If you are looking to banish pesticides from your child’s diet, new research suggests that organic food will do the trick, at least when it comes to two common pesticides.
Researchers found that pesticide levels in children’s bodies dropped to zero after just a few days of eating organic produce and grains. “After they switch back to a conventional diet, the levels go up,” said study co-author Chensheng Lu, an assistant professor of environmental and occupational health at Emory University.
But Lu acknowledged that organic food is often more expensive than conventional food, and he added that the health risks of the pesticides in question aren’t entirely clear.
According to the study, it has been difficult to figure out exactly how much pesticide residue children are exposed to when they eat food that was treated as it grew in the field.
Lu said the impetus for the new study was a previous research project that examined pesticide levels in 110 children and only found one child whose body was pesticide-free — a child who regularly ate organic food.
His team looked at two common pesticides known as organophosphorus. According to Lu, their use in residential areas is banned, but they’re still used by growers.
In 2003, researchers recruited 23 children from Seattle-area schools, all aged 3-11. Researchers monitored levels of two organophosphorus pesticides — malathion and chlorpyrifos — in their urine during a 15-day period in which they alternated between their regular diets and diets featuring organic fruits, vegetables and grain products.
The findings were to be discussed Sunday at the annual meeting of the American Association for the Advancement of Science in St. Louis. The study, funded by the U.S. Environmental Protection Agency, appeared online last September in the journal Environmental Health Perspectives.
The researchers found that the pesticide levels dropped immediately when the children started eating the organic foods. The staying power of the pesticides was “relatively short,” Lu said.
“Whether that is important in terms of health effects remains to be seen,” Lu added, noting that scientists don’t know exactly how the pesticides affect the body over time.
There is evidence that they’re dangerous, said Dr. Nathan M. Graber, a fellow in pediatric environmental health at the Mount Sinai School of Medicine. “We know that at high doses, these pesticides can cause serious symptoms because they are toxic to the nervous system,” he said, adding that there’s “sound scientific reasoning” suggesting that low doses can hurt the developing brain.

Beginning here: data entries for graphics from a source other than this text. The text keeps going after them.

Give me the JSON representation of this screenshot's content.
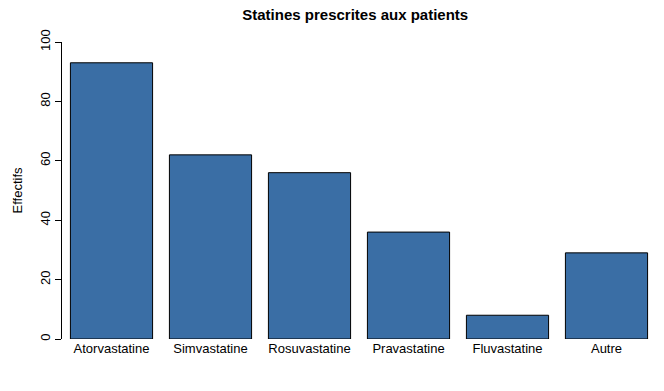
{
  "chart_data": {
    "type": "bar",
    "title": "Statines prescrites aux patients",
    "y_label": "Effectifs",
    "categories": [
      "Atorvastatine",
      "Simvastatine",
      "Rosuvastatine",
      "Pravastatine",
      "Fluvastatine",
      "Autre"
    ],
    "values": [
      93,
      62,
      56,
      36,
      8,
      29
    ],
    "color": "#3a6ea5",
    "ylim": [
      0,
      100
    ],
    "yticks": [
      0,
      20,
      40,
      60,
      80,
      100
    ],
    "grid": false
  }
}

What should parents do? Kids should be eating lots of fresh fruits and vegetables, regardless of whether they are organically grown, because the benefits greatly outweigh the risk, Graber said. “Parents should not feed their children less nutritious foods out of fear of pesticides.”
Foods that are especially vulnerable to pesticide residue include strawberries, nectarines, peaches, apples, pears and cherries, Lu said. Some other foods, such as bananas and oranges, aren’t as vulnerable, he added.